Yediot Ahronot to Fire Dozens of Journalists, Blames Competitor Adelson

Hebrew daily "Yediot Ahronot" is about take streamlining measures, including the firing of dozens of journalists, including senior correspondents and editors. As a cost-cutting measure, the recently launched "Briut" health supplement will only be offered to subscribers. Sources inform ''Globes'' that the paper will do the same with its "Maslul" travel supplement.

At this stage, dozens of journalists will also probably be fired from the paper's website "ynet" and its economics supplement "Calcalist".

A top "Yediot Ahronot" executive told "Globes" today, "We're on the eve of very hard and major cutbacks at "Yediot Ahronot". Every part of the group will be affected. This is it; we've reached the red line. There is no more fat at "Yediot Ahronot". To be realistic, I don’t see this as an interim period. I hope it's the last cut."

The executive said that the decision to fire journalists was due the lack of alternatives and the inability to keeping the "fleet of correspondents and editors that we had until now. Every one of the fired correspondents is good, and some of them have been here for years."

He added that the decision on the cutbacks and layoffs was a direct consequence of the freesheet "Israel Today", owned by US billionaire Sheldon Adelson. The executive said, "You must know that 'Israel Today' is destroying Israeli journalism not only at the professional level, with its embarrassing editorial conduct, but also at the economic level. 'Israel Today' is not managed in an economic way. They are breaking the market with ads at zero cost, and the result is that the other papers cannot survive because the price of ads is constantly falling."

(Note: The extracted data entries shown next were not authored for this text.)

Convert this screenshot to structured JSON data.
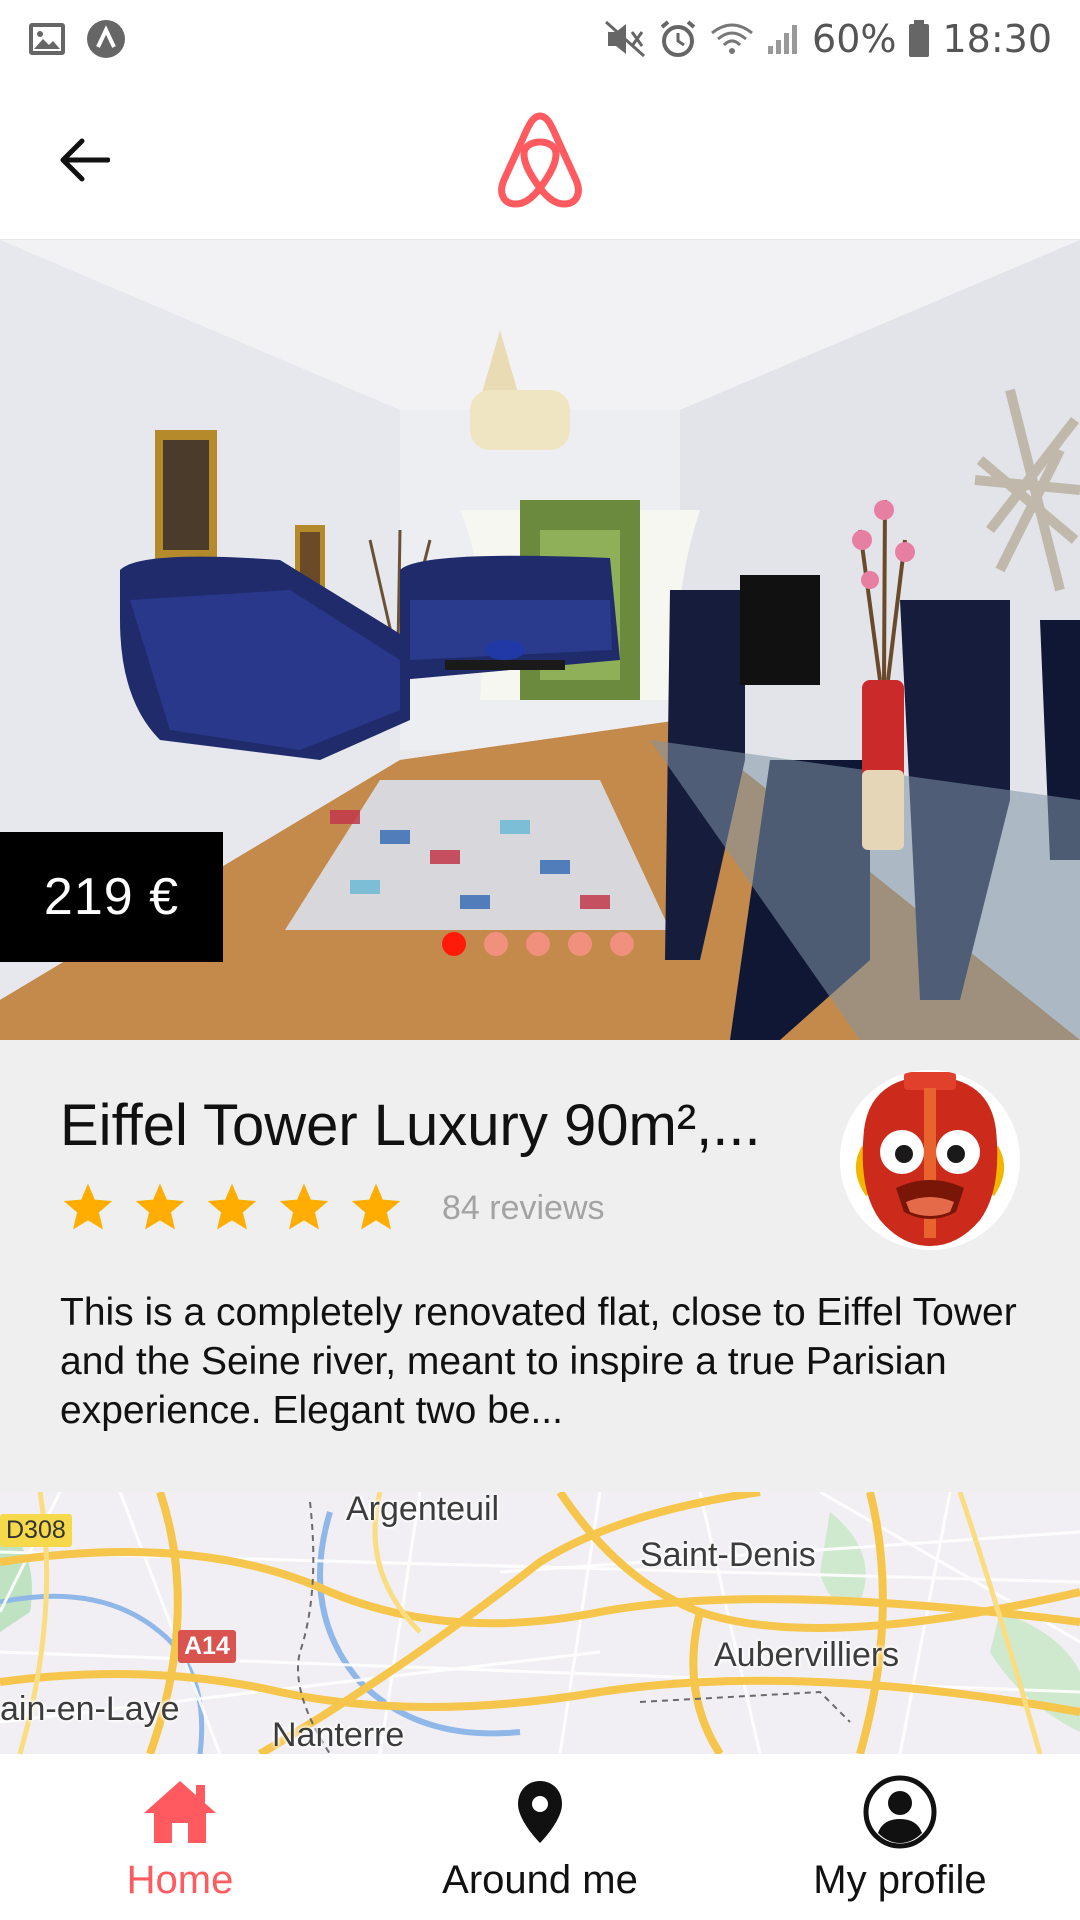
{
  "status_bar": {
    "battery": "60%",
    "time": "18:30",
    "icons": [
      "gallery-icon",
      "app-notification-icon",
      "mute-icon",
      "alarm-icon",
      "wifi-icon",
      "signal-icon",
      "battery-icon"
    ]
  },
  "header": {
    "back_icon": "back-arrow-icon",
    "logo": "airbnb-logo"
  },
  "listing": {
    "price": "219 €",
    "carousel": {
      "total": 5,
      "active_index": 0
    },
    "title": "Eiffel Tower Luxury 90m²,...",
    "rating": 5,
    "rating_max": 5,
    "review_count": "84 reviews",
    "description": "This is a completely renovated flat, close to Eiffel Tower and the Seine river, meant to inspire a true Parisian experience. Elegant two be..."
  },
  "map": {
    "labels": {
      "argenteuil": "Argenteuil",
      "saint_denis": "Saint-Denis",
      "aubervilliers": "Aubervilliers",
      "saint_germain": "ain-en-Laye",
      "nanterre": "Nanterre"
    },
    "roads": {
      "d308": "D308",
      "a14": "A14"
    }
  },
  "bottom_nav": {
    "items": [
      {
        "label": "Home",
        "icon": "home-icon",
        "active": true
      },
      {
        "label": "Around me",
        "icon": "location-pin-icon",
        "active": false
      },
      {
        "label": "My profile",
        "icon": "profile-icon",
        "active": false
      }
    ]
  },
  "colors": {
    "brand": "#ff5a5f",
    "star": "#ffad00",
    "dot_active": "#ff1a0a",
    "dot_inactive": "#f2907e",
    "info_bg": "#efeff0",
    "price_bg": "#000000"
  }
}
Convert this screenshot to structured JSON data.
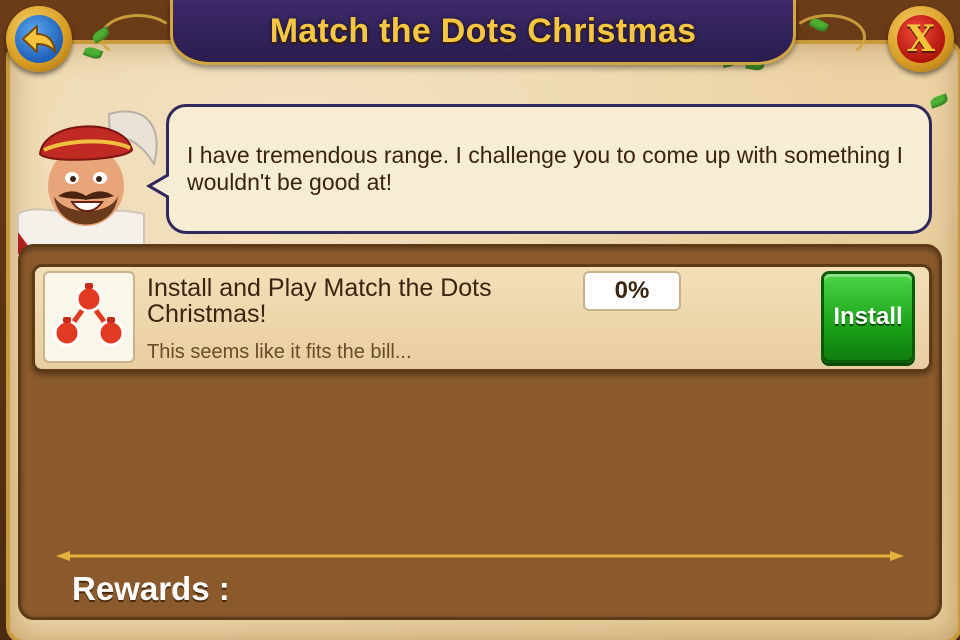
{
  "header": {
    "title": "Match the Dots Christmas"
  },
  "buttons": {
    "back_icon": "back-arrow-icon",
    "close_label": "X"
  },
  "character": {
    "icon": "jester-character-icon"
  },
  "speech": {
    "text": "I have tremendous range. I challenge you to come up with something I wouldn't be good at!"
  },
  "offer": {
    "icon": "dots-ornament-icon",
    "title": "Install and Play Match the Dots Christmas!",
    "subtitle": "This seems like it fits the bill...",
    "progress": "0%",
    "install_label": "Install"
  },
  "rewards": {
    "label": "Rewards :"
  },
  "colors": {
    "title": "#f4c642",
    "banner": "#2a1c4e",
    "install_green": "#1ea71a",
    "panel_brown": "#8a5a2c"
  }
}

He added, "'Israel Today' has finished 'Ma'ariv', and it is now finishing 'Haaretz'. The fact a billionaire has come here and pours money on to the streets, destroying newspapers like 'Ma'ariv' and 'Haaretz' is an issue that has not received sufficient discussion. Adelson has simply brought ruin to the Israeli newspaper market, and the Israeli politicians who benefit from its flattering coverage, have allowed this unprecedented phenomenon to occur for partisan reasons, which as I said, has destroyed this market."

"Israel Today" declined to respond to the remarks.